Maria Fedorowna zeigt uns eine Fotografie ihres Vaters, und plötzlich erkenne ich in ihm meinen ehemaligen Lehrer, den herzensguten Fedor Fedorowitsch Schmidt, der in unserer Klasse Deutschunterricht erteilte. Manchmal brachte er eine Geige zum Unterricht mit, schob die Lehrbücher und das Klassenbuch beiseite und verkündete: „Kinder, heute werde ich euch etwas auf der Geige vorspielen!“ Und dann ertönten in unserem engen Klassenraum ungewöhnliche, schöne und geheimnisvolle Klänge, von denen wir nichts verstanden, die aber dennoch unsere Herzen zutiefst berührten.

Ich blättere das Familienalbum der Schnaiders durch und finde darin noch mehr bekannte Gesichter: Edwin Viktorowitsch Wagner, ein von den Nasarowern sehr verehrter Chirurg, ein äußerst großherziger Mann.
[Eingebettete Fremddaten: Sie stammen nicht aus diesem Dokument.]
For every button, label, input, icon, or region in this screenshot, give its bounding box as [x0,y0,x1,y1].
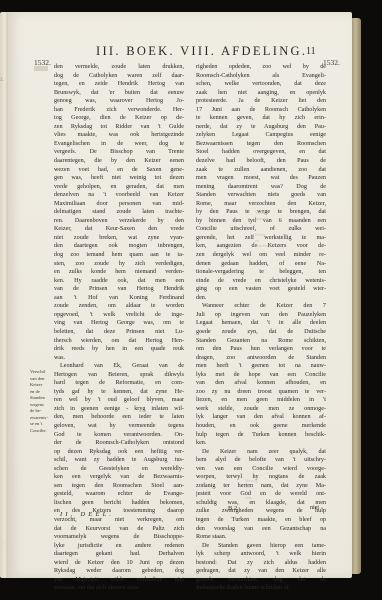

- Das ist mein Neffe, - erklärt Maria Fedorowna, - and das – meine Mutter, Berta Fedorowna Potschekutowa.

Und diese Frau kenne ich sogar persönlich. Sie ist in der ganzen Stadt und im Bezirk als aktive Frau bekannt, die mit beiden Beinen im Leben steht.
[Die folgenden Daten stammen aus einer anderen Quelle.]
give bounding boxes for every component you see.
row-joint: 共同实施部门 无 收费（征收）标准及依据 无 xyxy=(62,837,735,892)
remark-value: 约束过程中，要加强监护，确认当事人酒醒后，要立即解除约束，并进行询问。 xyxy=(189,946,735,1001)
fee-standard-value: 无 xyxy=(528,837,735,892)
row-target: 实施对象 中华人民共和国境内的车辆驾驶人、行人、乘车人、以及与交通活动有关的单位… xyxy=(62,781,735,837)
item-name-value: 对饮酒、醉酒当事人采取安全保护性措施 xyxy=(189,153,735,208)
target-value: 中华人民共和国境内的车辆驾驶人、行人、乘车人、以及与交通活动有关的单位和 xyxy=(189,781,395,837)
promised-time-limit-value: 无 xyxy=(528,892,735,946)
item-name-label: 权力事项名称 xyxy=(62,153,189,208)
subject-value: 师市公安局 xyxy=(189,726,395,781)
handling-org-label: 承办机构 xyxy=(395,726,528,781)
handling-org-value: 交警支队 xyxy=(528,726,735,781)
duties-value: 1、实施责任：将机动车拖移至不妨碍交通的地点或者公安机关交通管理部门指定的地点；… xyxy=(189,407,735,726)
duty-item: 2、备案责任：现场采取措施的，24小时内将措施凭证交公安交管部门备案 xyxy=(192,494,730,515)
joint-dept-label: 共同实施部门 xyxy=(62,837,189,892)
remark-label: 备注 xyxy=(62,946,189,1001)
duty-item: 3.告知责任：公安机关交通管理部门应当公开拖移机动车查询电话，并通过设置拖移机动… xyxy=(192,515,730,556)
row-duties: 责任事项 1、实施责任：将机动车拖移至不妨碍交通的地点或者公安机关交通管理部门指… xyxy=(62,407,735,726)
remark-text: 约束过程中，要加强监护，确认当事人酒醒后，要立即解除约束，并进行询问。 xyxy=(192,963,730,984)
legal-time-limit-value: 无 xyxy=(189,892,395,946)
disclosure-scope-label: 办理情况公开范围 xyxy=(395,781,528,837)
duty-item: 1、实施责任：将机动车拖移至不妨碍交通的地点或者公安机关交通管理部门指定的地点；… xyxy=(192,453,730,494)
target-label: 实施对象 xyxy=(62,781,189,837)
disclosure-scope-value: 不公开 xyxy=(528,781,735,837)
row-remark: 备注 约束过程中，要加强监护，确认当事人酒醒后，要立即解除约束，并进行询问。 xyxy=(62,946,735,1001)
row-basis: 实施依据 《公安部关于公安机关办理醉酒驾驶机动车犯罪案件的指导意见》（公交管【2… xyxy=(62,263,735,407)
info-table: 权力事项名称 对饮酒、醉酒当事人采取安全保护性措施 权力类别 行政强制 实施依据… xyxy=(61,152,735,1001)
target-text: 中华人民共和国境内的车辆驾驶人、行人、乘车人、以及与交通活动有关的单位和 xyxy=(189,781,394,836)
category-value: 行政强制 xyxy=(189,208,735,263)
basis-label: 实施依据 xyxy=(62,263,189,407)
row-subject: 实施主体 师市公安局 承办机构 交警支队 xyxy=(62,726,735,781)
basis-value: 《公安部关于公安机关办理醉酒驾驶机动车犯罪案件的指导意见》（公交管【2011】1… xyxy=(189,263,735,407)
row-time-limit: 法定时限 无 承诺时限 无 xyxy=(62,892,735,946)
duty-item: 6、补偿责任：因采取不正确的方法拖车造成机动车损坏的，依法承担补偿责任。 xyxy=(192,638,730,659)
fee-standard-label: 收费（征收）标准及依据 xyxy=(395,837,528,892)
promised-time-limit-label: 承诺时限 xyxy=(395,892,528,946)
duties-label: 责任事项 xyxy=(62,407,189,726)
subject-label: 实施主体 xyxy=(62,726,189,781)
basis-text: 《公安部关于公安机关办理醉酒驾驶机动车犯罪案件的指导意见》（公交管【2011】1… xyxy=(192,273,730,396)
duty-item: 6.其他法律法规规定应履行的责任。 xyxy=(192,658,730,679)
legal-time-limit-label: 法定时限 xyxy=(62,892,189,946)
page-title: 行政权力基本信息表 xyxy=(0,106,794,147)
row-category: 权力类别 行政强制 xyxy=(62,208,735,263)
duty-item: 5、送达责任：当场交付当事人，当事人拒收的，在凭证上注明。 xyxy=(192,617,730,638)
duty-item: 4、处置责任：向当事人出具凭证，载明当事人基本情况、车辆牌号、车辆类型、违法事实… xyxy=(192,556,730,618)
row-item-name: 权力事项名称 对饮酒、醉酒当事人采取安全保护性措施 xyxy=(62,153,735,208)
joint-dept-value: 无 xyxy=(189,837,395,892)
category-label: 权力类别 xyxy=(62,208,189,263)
Woran ich denke, wenn ich diese Bilder betrachte? Dass all diese Leute heute wahrscheinlich in ihrer Heimat an der Wolga leben würden, wenn es die Ereignisse des Jahres 1941 nicht gegeben hätte. Was waren das für Ereignisse? Jetzt, in der Zeit des Glasnost, wissen wir eine ganze Menge darüber.
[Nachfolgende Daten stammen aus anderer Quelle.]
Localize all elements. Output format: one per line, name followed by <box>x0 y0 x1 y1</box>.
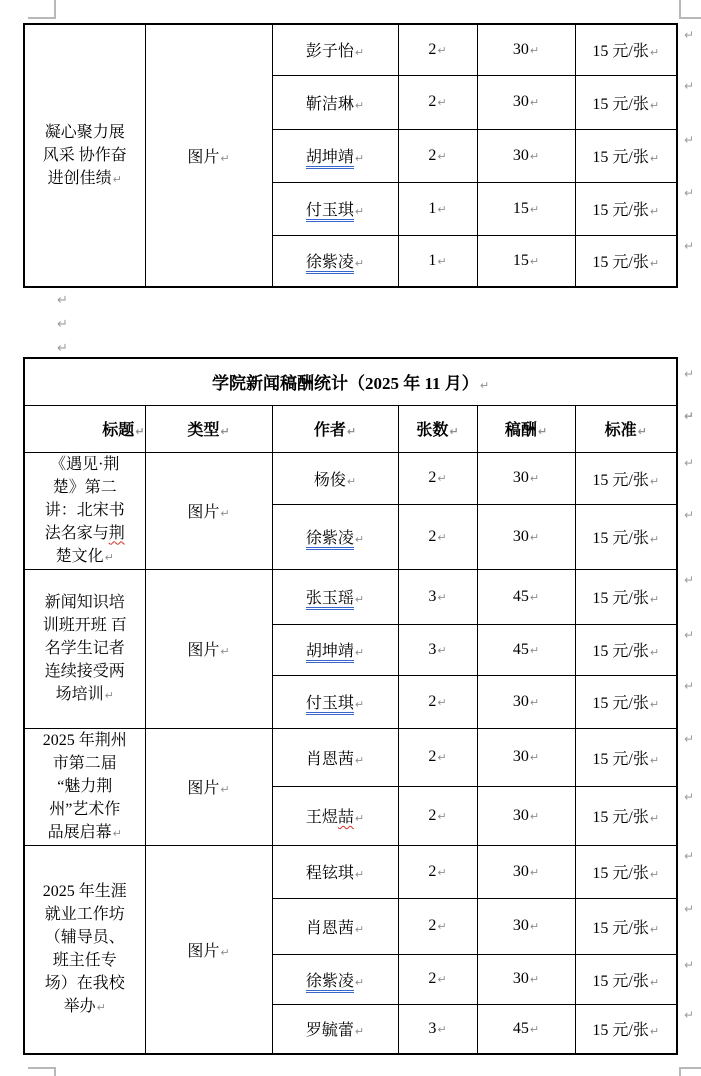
margin-corner-mark-top-right <box>679 0 701 19</box>
pilcrow-mark: ↵ <box>437 920 446 933</box>
count-cell: 2↵ <box>398 728 477 786</box>
pilcrow-mark: ↵ <box>347 475 356 488</box>
column-header-title: 标题↵ <box>24 405 145 452</box>
row-end-mark: ↵ <box>684 849 694 863</box>
pilcrow-mark: ↵ <box>530 810 539 823</box>
title-cell: 《遇见·荆 楚》第二 讲：北宋书 法名家与荆 楚文化↵ <box>24 452 145 569</box>
pilcrow-mark: ↵ <box>355 46 364 59</box>
grammar-underlined-name: 胡坤靖 <box>306 643 354 663</box>
title-line: 楚》第二 <box>25 476 145 499</box>
row-end-mark: ↵ <box>684 1008 694 1022</box>
pilcrow-mark: ↵ <box>437 44 446 57</box>
author-cell: 付玉琪↵ <box>272 182 398 235</box>
author-cell: 罗毓蕾↵ <box>272 1004 398 1054</box>
pilcrow-mark: ↵ <box>530 1023 539 1036</box>
row-end-mark: ↵ <box>684 79 694 93</box>
title-line: “魅力荆 <box>25 775 145 798</box>
grammar-underlined-name: 胡坤靖 <box>306 149 354 169</box>
pilcrow-mark: ↵ <box>650 923 659 936</box>
pilcrow-mark: ↵ <box>650 646 659 659</box>
count-cell: 2↵ <box>398 845 477 898</box>
title-line: 品展启幕↵ <box>25 821 145 845</box>
pilcrow-mark: ↵ <box>437 1023 446 1036</box>
pilcrow-mark: ↵ <box>650 533 659 546</box>
title-line: 名学生记者 <box>25 637 145 660</box>
pilcrow-mark: ↵ <box>530 973 539 986</box>
standard-cell: 15 元/张↵↵ <box>575 1004 677 1054</box>
title-line: 凝心聚力展 <box>25 121 145 144</box>
title-line: 风采 协作奋 <box>25 144 145 167</box>
title-line: 举办↵ <box>25 995 145 1019</box>
fee-cell: 30↵ <box>477 845 575 898</box>
fee-cell: 45↵ <box>477 624 575 675</box>
author-cell: 王煜喆↵ <box>272 786 398 845</box>
pilcrow-mark: ↵ <box>437 150 446 163</box>
pilcrow-mark: ↵ <box>530 696 539 709</box>
author-cell: 胡坤靖↵ <box>272 624 398 675</box>
standard-cell: 15 元/张↵↵ <box>575 569 677 624</box>
author-cell: 肖恩茜↵ <box>272 898 398 954</box>
row-end-mark: ↵ <box>684 409 694 423</box>
type-cell: 图片↵ <box>145 569 272 728</box>
fee-cell: 30↵ <box>477 75 575 129</box>
pilcrow-mark: ↵ <box>437 810 446 823</box>
pilcrow-mark: ↵ <box>530 751 539 764</box>
standard-cell: 15 元/张↵↵ <box>575 675 677 728</box>
title-line: 《遇见·荆 <box>25 453 145 476</box>
count-cell: 1↵ <box>398 235 477 287</box>
pilcrow-mark: ↵ <box>355 976 364 989</box>
title-line: 法名家与荆 <box>25 522 145 545</box>
pilcrow-mark: ↵ <box>650 205 659 218</box>
pilcrow-mark: ↵ <box>650 698 659 711</box>
grammar-underlined-name: 付玉琪 <box>306 202 354 222</box>
table-row: 《遇见·荆 楚》第二 讲：北宋书 法名家与荆 楚文化↵ 图片↵ 杨俊↵ 2↵ 3… <box>24 452 677 504</box>
count-cell: 2↵ <box>398 129 477 182</box>
fee-cell: 45↵ <box>477 1004 575 1054</box>
count-cell: 2↵ <box>398 452 477 504</box>
pilcrow-mark: ↵ <box>220 946 229 959</box>
row-end-mark: ↵ <box>684 628 694 642</box>
standard-cell: 15 元/张↵↵ <box>575 75 677 129</box>
type-cell: 图片↵ <box>145 24 272 287</box>
pilcrow-mark: ↵ <box>437 531 446 544</box>
standard-cell: 15 元/张↵↵ <box>575 235 677 287</box>
title-line: 场）在我校 <box>25 972 145 995</box>
pilcrow-mark: ↵ <box>650 152 659 165</box>
pilcrow-mark: ↵ <box>538 425 547 438</box>
fee-cell: 30↵ <box>477 786 575 845</box>
pilcrow-mark: ↵ <box>437 751 446 764</box>
pilcrow-mark: ↵ <box>650 257 659 270</box>
pilcrow-mark: ↵ <box>355 923 364 936</box>
table-row: 2025 年荆州 市第二届 “魅力荆 州”艺术作 品展启幕↵ 图片↵ 肖恩茜↵ … <box>24 728 677 786</box>
pilcrow-mark: ↵ <box>355 593 364 606</box>
row-end-mark: ↵ <box>684 790 694 804</box>
pilcrow-mark: ↵ <box>355 868 364 881</box>
pilcrow-mark: ↵ <box>650 593 659 606</box>
fee-cell: 30↵ <box>477 452 575 504</box>
fee-cell: 30↵ <box>477 675 575 728</box>
pilcrow-mark: ↵ <box>135 425 144 438</box>
table-row: 凝心聚力展 风采 协作奋 进创佳绩↵ 图片↵ 彭子怡↵ 2↵ 30↵ 15 元/… <box>24 24 677 75</box>
row-end-mark: ↵ <box>684 367 694 381</box>
fee-cell: 30↵ <box>477 728 575 786</box>
pilcrow-mark: ↵ <box>437 96 446 109</box>
author-cell: 靳洁琳↵ <box>272 75 398 129</box>
title-line: 训班开班 百 <box>25 614 145 637</box>
pilcrow-mark: ↵ <box>355 812 364 825</box>
pilcrow-mark: ↵ <box>530 472 539 485</box>
fee-cell: 30↵ <box>477 954 575 1004</box>
fee-cell: 30↵ <box>477 898 575 954</box>
pilcrow-mark: ↵ <box>650 1025 659 1038</box>
row-end-mark: ↵ <box>684 133 694 147</box>
count-cell: 2↵ <box>398 24 477 75</box>
count-cell: 3↵ <box>398 624 477 675</box>
fee-cell: 15↵ <box>477 182 575 235</box>
pilcrow-mark: ↵ <box>437 203 446 216</box>
pilcrow-mark: ↵ <box>355 698 364 711</box>
fee-cell: 30↵ <box>477 504 575 569</box>
type-cell: 图片↵ <box>145 452 272 569</box>
title-line: 进创佳绩↵ <box>25 167 145 191</box>
pilcrow-mark: ↵ <box>437 255 446 268</box>
empty-paragraph-mark: ↵ <box>57 293 68 308</box>
spellcheck-flagged-text: 喆 <box>338 809 354 826</box>
fee-cell: 30↵ <box>477 24 575 75</box>
pilcrow-mark: ↵ <box>347 425 356 438</box>
pilcrow-mark: ↵ <box>355 99 364 112</box>
title-cell: 凝心聚力展 风采 协作奋 进创佳绩↵ <box>24 24 145 287</box>
pilcrow-mark: ↵ <box>437 866 446 879</box>
standard-cell: 15 元/张↵↵ <box>575 954 677 1004</box>
pilcrow-mark: ↵ <box>220 645 229 658</box>
pilcrow-mark: ↵ <box>650 754 659 767</box>
standard-cell: 15 元/张↵↵ <box>575 898 677 954</box>
type-cell: 图片↵ <box>145 728 272 845</box>
standard-cell: 15 元/张↵↵ <box>575 24 677 75</box>
pilcrow-mark: ↵ <box>650 99 659 112</box>
pilcrow-mark: ↵ <box>355 257 364 270</box>
pilcrow-mark: ↵ <box>220 425 229 438</box>
type-cell: 图片↵ <box>145 845 272 1054</box>
pilcrow-mark: ↵ <box>437 973 446 986</box>
pilcrow-mark: ↵ <box>220 507 229 520</box>
pilcrow-mark: ↵ <box>530 920 539 933</box>
author-cell: 徐紫凌↵ <box>272 235 398 287</box>
pilcrow-mark: ↵ <box>437 591 446 604</box>
table-title-cell: 学院新闻稿酬统计（2025 年 11 月）↵↵ <box>24 358 677 405</box>
author-cell: 付玉琪↵ <box>272 675 398 728</box>
pilcrow-mark: ↵ <box>105 689 114 702</box>
pilcrow-mark: ↵ <box>355 152 364 165</box>
pilcrow-mark: ↵ <box>650 868 659 881</box>
pilcrow-mark: ↵ <box>530 203 539 216</box>
grammar-underlined-name: 徐紫凌 <box>306 530 354 550</box>
pilcrow-mark: ↵ <box>530 255 539 268</box>
pilcrow-mark: ↵ <box>355 205 364 218</box>
count-cell: 1↵ <box>398 182 477 235</box>
standard-cell: 15 元/张↵↵ <box>575 845 677 898</box>
pilcrow-mark: ↵ <box>650 976 659 989</box>
row-end-mark: ↵ <box>684 28 694 42</box>
grammar-underlined-name: 张玉瑶 <box>306 590 354 610</box>
empty-paragraph-mark: ↵ <box>57 317 68 332</box>
author-cell: 徐紫凌↵ <box>272 954 398 1004</box>
title-line: 班主任专 <box>25 949 145 972</box>
pilcrow-mark: ↵ <box>355 1025 364 1038</box>
count-cell: 2↵ <box>398 898 477 954</box>
title-line: 2025 年生涯 <box>25 880 145 903</box>
pilcrow-mark: ↵ <box>530 96 539 109</box>
pilcrow-mark: ↵ <box>530 44 539 57</box>
table-title-row: 学院新闻稿酬统计（2025 年 11 月）↵↵ <box>24 358 677 405</box>
column-header-standard: 标准↵↵ <box>575 405 677 452</box>
row-end-mark: ↵ <box>684 679 694 693</box>
title-cell: 2025 年荆州 市第二届 “魅力荆 州”艺术作 品展启幕↵ <box>24 728 145 845</box>
standard-cell: 15 元/张↵↵ <box>575 728 677 786</box>
payment-table-main: 学院新闻稿酬统计（2025 年 11 月）↵↵ 标题↵ 类型↵ 作者↵ 张数↵ … <box>23 357 678 1055</box>
title-line: 2025 年荆州 <box>25 729 145 752</box>
title-line: （辅导员、 <box>25 926 145 949</box>
title-line: 连续接受两 <box>25 660 145 683</box>
pilcrow-mark: ↵ <box>113 173 122 186</box>
author-cell: 程铉琪↵ <box>272 845 398 898</box>
grammar-underlined-name: 徐紫凌 <box>306 254 354 274</box>
title-line: 州”艺术作 <box>25 798 145 821</box>
count-cell: 3↵ <box>398 1004 477 1054</box>
count-cell: 2↵ <box>398 675 477 728</box>
pilcrow-mark: ↵ <box>220 152 229 165</box>
pilcrow-mark: ↵ <box>449 425 458 438</box>
pilcrow-mark: ↵ <box>355 646 364 659</box>
grammar-underlined-name: 付玉琪 <box>306 695 354 715</box>
column-header-author: 作者↵ <box>272 405 398 452</box>
standard-cell: 15 元/张↵↵ <box>575 624 677 675</box>
pilcrow-mark: ↵ <box>638 425 647 438</box>
grammar-underlined-name: 徐紫凌 <box>306 973 354 993</box>
standard-cell: 15 元/张↵↵ <box>575 129 677 182</box>
pilcrow-mark: ↵ <box>355 533 364 546</box>
pilcrow-mark: ↵ <box>480 379 489 392</box>
title-line: 新闻知识培 <box>25 591 145 614</box>
pilcrow-mark: ↵ <box>530 644 539 657</box>
pilcrow-mark: ↵ <box>650 812 659 825</box>
pilcrow-mark: ↵ <box>530 150 539 163</box>
table-row: 2025 年生涯 就业工作坊 （辅导员、 班主任专 场）在我校 举办↵ 图片↵ … <box>24 845 677 898</box>
title-line: 场培训↵ <box>25 683 145 707</box>
title-cell: 2025 年生涯 就业工作坊 （辅导员、 班主任专 场）在我校 举办↵ <box>24 845 145 1054</box>
fee-cell: 30↵ <box>477 129 575 182</box>
column-header-count: 张数↵ <box>398 405 477 452</box>
table-title: 学院新闻稿酬统计（2025 年 11 月） <box>212 374 479 393</box>
standard-cell: 15 元/张↵↵ <box>575 182 677 235</box>
spellcheck-flagged-text: 荆 <box>109 525 125 542</box>
pilcrow-mark: ↵ <box>437 696 446 709</box>
standard-cell: 15 元/张↵↵ <box>575 452 677 504</box>
pilcrow-mark: ↵ <box>650 46 659 59</box>
payment-table-continuation: 凝心聚力展 风采 协作奋 进创佳绩↵ 图片↵ 彭子怡↵ 2↵ 30↵ 15 元/… <box>23 23 678 288</box>
row-end-mark: ↵ <box>684 573 694 587</box>
author-cell: 肖恩茜↵ <box>272 728 398 786</box>
margin-corner-mark-bottom-right <box>679 1067 701 1076</box>
pilcrow-mark: ↵ <box>105 551 114 564</box>
fee-cell: 15↵ <box>477 235 575 287</box>
title-line: 市第二届 <box>25 752 145 775</box>
count-cell: 2↵ <box>398 504 477 569</box>
title-cell: 新闻知识培 训班开班 百 名学生记者 连续接受两 场培训↵ <box>24 569 145 728</box>
row-end-mark: ↵ <box>684 958 694 972</box>
pilcrow-mark: ↵ <box>437 644 446 657</box>
fee-cell: 45↵ <box>477 569 575 624</box>
margin-corner-mark-bottom-left <box>28 1067 56 1076</box>
author-cell: 彭子怡↵ <box>272 24 398 75</box>
pilcrow-mark: ↵ <box>97 1001 106 1014</box>
author-cell: 张玉瑶↵ <box>272 569 398 624</box>
table-header-row: 标题↵ 类型↵ 作者↵ 张数↵ 稿酬↵ 标准↵↵ <box>24 405 677 452</box>
pilcrow-mark: ↵ <box>530 591 539 604</box>
row-end-mark: ↵ <box>684 508 694 522</box>
empty-paragraph-mark: ↵ <box>57 341 68 356</box>
pilcrow-mark: ↵ <box>355 754 364 767</box>
author-cell: 徐紫凌↵ <box>272 504 398 569</box>
pilcrow-mark: ↵ <box>530 531 539 544</box>
pilcrow-mark: ↵ <box>530 866 539 879</box>
column-header-type: 类型↵ <box>145 405 272 452</box>
pilcrow-mark: ↵ <box>220 783 229 796</box>
count-cell: 2↵ <box>398 786 477 845</box>
count-cell: 2↵ <box>398 954 477 1004</box>
row-end-mark: ↵ <box>684 239 694 253</box>
table-row: 新闻知识培 训班开班 百 名学生记者 连续接受两 场培训↵ 图片↵ 张玉瑶↵ 3… <box>24 569 677 624</box>
margin-corner-mark-top-left <box>28 0 56 19</box>
title-line: 讲：北宋书 <box>25 499 145 522</box>
title-line: 楚文化↵ <box>25 545 145 569</box>
row-end-mark: ↵ <box>684 902 694 916</box>
row-end-mark: ↵ <box>684 732 694 746</box>
title-line: 就业工作坊 <box>25 903 145 926</box>
standard-cell: 15 元/张↵↵ <box>575 504 677 569</box>
column-header-fee: 稿酬↵ <box>477 405 575 452</box>
pilcrow-mark: ↵ <box>113 827 122 840</box>
row-end-mark: ↵ <box>684 456 694 470</box>
author-cell: 胡坤靖↵ <box>272 129 398 182</box>
author-cell: 杨俊↵ <box>272 452 398 504</box>
count-cell: 2↵ <box>398 75 477 129</box>
pilcrow-mark: ↵ <box>437 472 446 485</box>
row-end-mark: ↵ <box>684 186 694 200</box>
pilcrow-mark: ↵ <box>650 475 659 488</box>
standard-cell: 15 元/张↵↵ <box>575 786 677 845</box>
count-cell: 3↵ <box>398 569 477 624</box>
Im Jahre 1918 wurde die deutsche Kolonie an der Wolga durch ein besonderes Dekret der Sowjetmacht zur autonomen Republik. Aber das friedliche, schaffensfrohe Leben der Sowjetdeutschen fand am 22. Juni 1941 ein jähes Ende. Viele Wolgadeutsche baten darum, als Freiwillige an die Front gehen zu dürfen, manch einer verheimlichte seine Herkunft mit dem einzigen Ziel, zum Schutz des Vaterlandes mit herangezogen zu werden. Aber auf sie wartete ein ganz anderes Los: die Aussiedlung und Vertreibung vom heimatlichen Boden an einem vorherbestimmten Tag.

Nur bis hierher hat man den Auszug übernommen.